Dans la bouche de Zarathoustra et de Nietzsche , le "je ne sais
quoi" et le "presque rien" évoqués par Jankélévitch deviennent :
"il faut encore avoir en soi beaucoup de chaos pour pouvoir
mettre au monde une étoile qui danse" (ainsi parlait Zarathoustra)
C'est cette même idée du moment opportun , de l'arrivée à
maturité exprimés dans le Kairos , qui se réalisent on ne sait
comment mais qui se réalisent pour devenir une étoile qui danse
Intervenant en ce moment opportun , cette touche de "génie" (au
sens étymologique : de ce qui se crée ) remet en musique une
partition disparate pour faire apparaître la mélodie .

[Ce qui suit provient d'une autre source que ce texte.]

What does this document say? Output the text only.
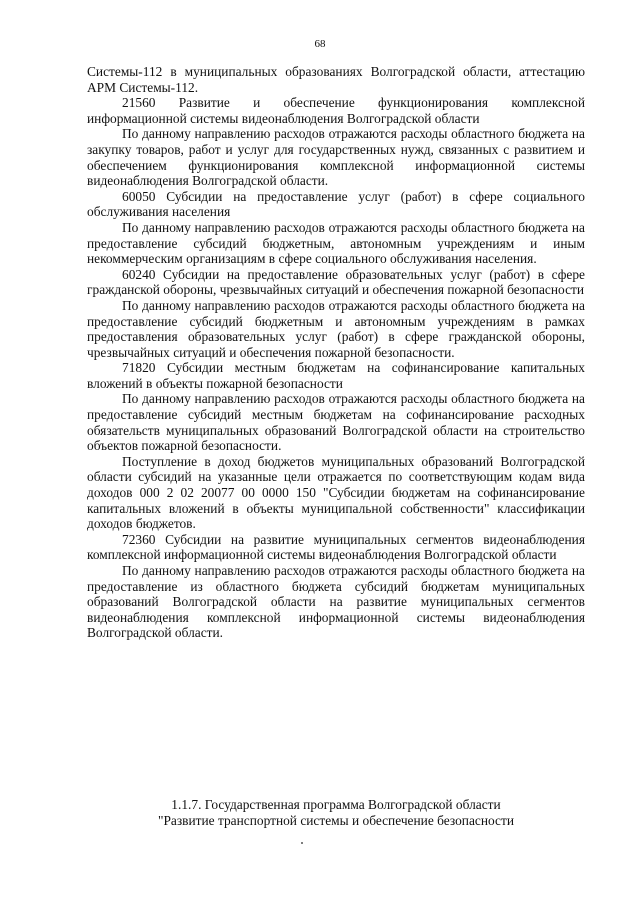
68

Системы-112 в муниципальных образованиях Волгоградской области, аттестацию АРМ Системы-112.

21560 Развитие и обеспечение функционирования комплексной информационной системы видеонаблюдения Волгоградской области

По данному направлению расходов отражаются расходы областного бюджета на закупку товаров, работ и услуг для государственных нужд, связанных с развитием и обеспечением функционирования комплексной информационной системы видеонаблюдения Волгоградской области.

60050 Субсидии на предоставление услуг (работ) в сфере социального обслуживания населения

По данному направлению расходов отражаются расходы областного бюджета на предоставление субсидий бюджетным, автономным учреждениям и иным некоммерческим организациям в сфере социального обслуживания населения.

60240 Субсидии на предоставление образовательных услуг (работ) в сфере гражданской обороны, чрезвычайных ситуаций и обеспечения пожарной безопасности

По данному направлению расходов отражаются расходы областного бюджета на предоставление субсидий бюджетным и автономным учреждениям в рамках предоставления образовательных услуг (работ) в сфере гражданской обороны, чрезвычайных ситуаций и обеспечения пожарной безопасности.

71820 Субсидии местным бюджетам на софинансирование капитальных вложений в объекты пожарной безопасности

По данному направлению расходов отражаются расходы областного бюджета на предоставление субсидий местным бюджетам на софинансирование расходных обязательств муниципальных образований Волгоградской области на строительство объектов пожарной безопасности.

Поступление в доход бюджетов муниципальных образований Волгоградской области субсидий на указанные цели отражается по соответствующим кодам вида доходов 000 2 02 20077 00 0000 150 "Субсидии бюджетам на софинансирование капитальных вложений в объекты муниципальной собственности" классификации доходов бюджетов.

72360 Субсидии на развитие муниципальных сегментов видеонаблюдения комплексной информационной системы видеонаблюдения Волгоградской области

По данному направлению расходов отражаются расходы областного бюджета на предоставление из областного бюджета субсидий бюджетам муниципальных образований Волгоградской области на развитие муниципальных сегментов видеонаблюдения комплексной информационной системы видеонаблюдения Волгоградской области.

1.1.7. Государственная программа Волгоградской области
"Развитие транспортной системы и обеспечение безопасности
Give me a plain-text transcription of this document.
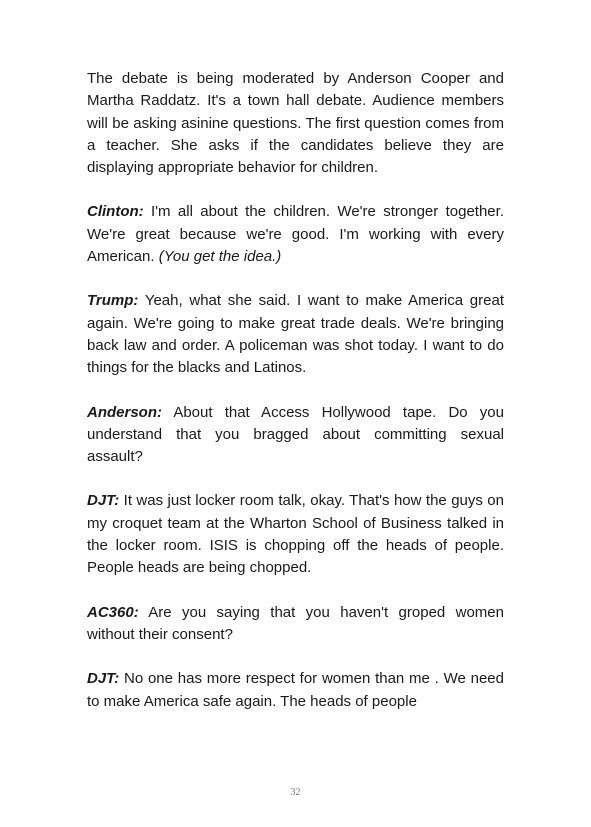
The debate is being moderated by Anderson Cooper and Martha Raddatz. It's a town hall debate. Audience members will be asking asinine questions. The first question comes from a teacher. She asks if the candidates believe they are displaying appropriate behavior for children.

Clinton: I'm all about the children. We're stronger together. We're great because we're good. I'm working with every American. (You get the idea.)

Trump: Yeah, what she said. I want to make America great again. We're going to make great trade deals. We're bringing back law and order. A policeman was shot today. I want to do things for the blacks and Latinos.

Anderson: About that Access Hollywood tape. Do you understand that you bragged about committing sexual assault?

DJT: It was just locker room talk, okay. That's how the guys on my croquet team at the Wharton School of Business talked in the locker room. ISIS is chopping off the heads of people. People heads are being chopped.

AC360: Are you saying that you haven't groped women without their consent?

DJT: No one has more respect for women than me . We need to make America safe again. The heads of people

32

Réalisée à contre-temps , cette même touche rajoute du chaos
au chaos , de la confusion à la confusion , de l'incompréhensible
à l'incompréhensible .
Reprenons l'examen d'un modèle scientifique :
à la Renaissance , près de 1400 ans après sa création , le modèle
de Ptolémée prend l'eau de toutes parts : Galilée établit que le
soleil ne tourne plus autour de la Terre mais que c'est la Terre
qui tourne autour du soleil , Kepler établit que le même mouvement
de la Terre est une ellipse et que le cercle n'a plus sa position de
perfection prédominante , termes qui sont tous des constats ruinant
les bases du système de Ptolémée .
Mais ces éléments restent des constats qui se juxtaposent sans créer
de théorie unifiante qui puissent remplacer complètement le système
de Ptolémée .
On reste ainsi dans ce temps suspendu pendant près de deux
siècles encore , puis arrive un individu qui synthétise les
différentes données et met un ordre dans ce chaos : c'est Newton
avec sa formule "magique" déduite de la chute d'une pomme ,
écrite F = constante xMxM'/R^2 , et qui réussit à mettre tout le
monde d'accord . Mais lui objectera-t-on , comment cette force
F peut-elle se transmettre dans le vide , sans aucun support ?
Elle est belle et bonne et explique tout , si ce n'est qu'on n'a pas
d'explication sur la matérialité de cette formule elle-même ...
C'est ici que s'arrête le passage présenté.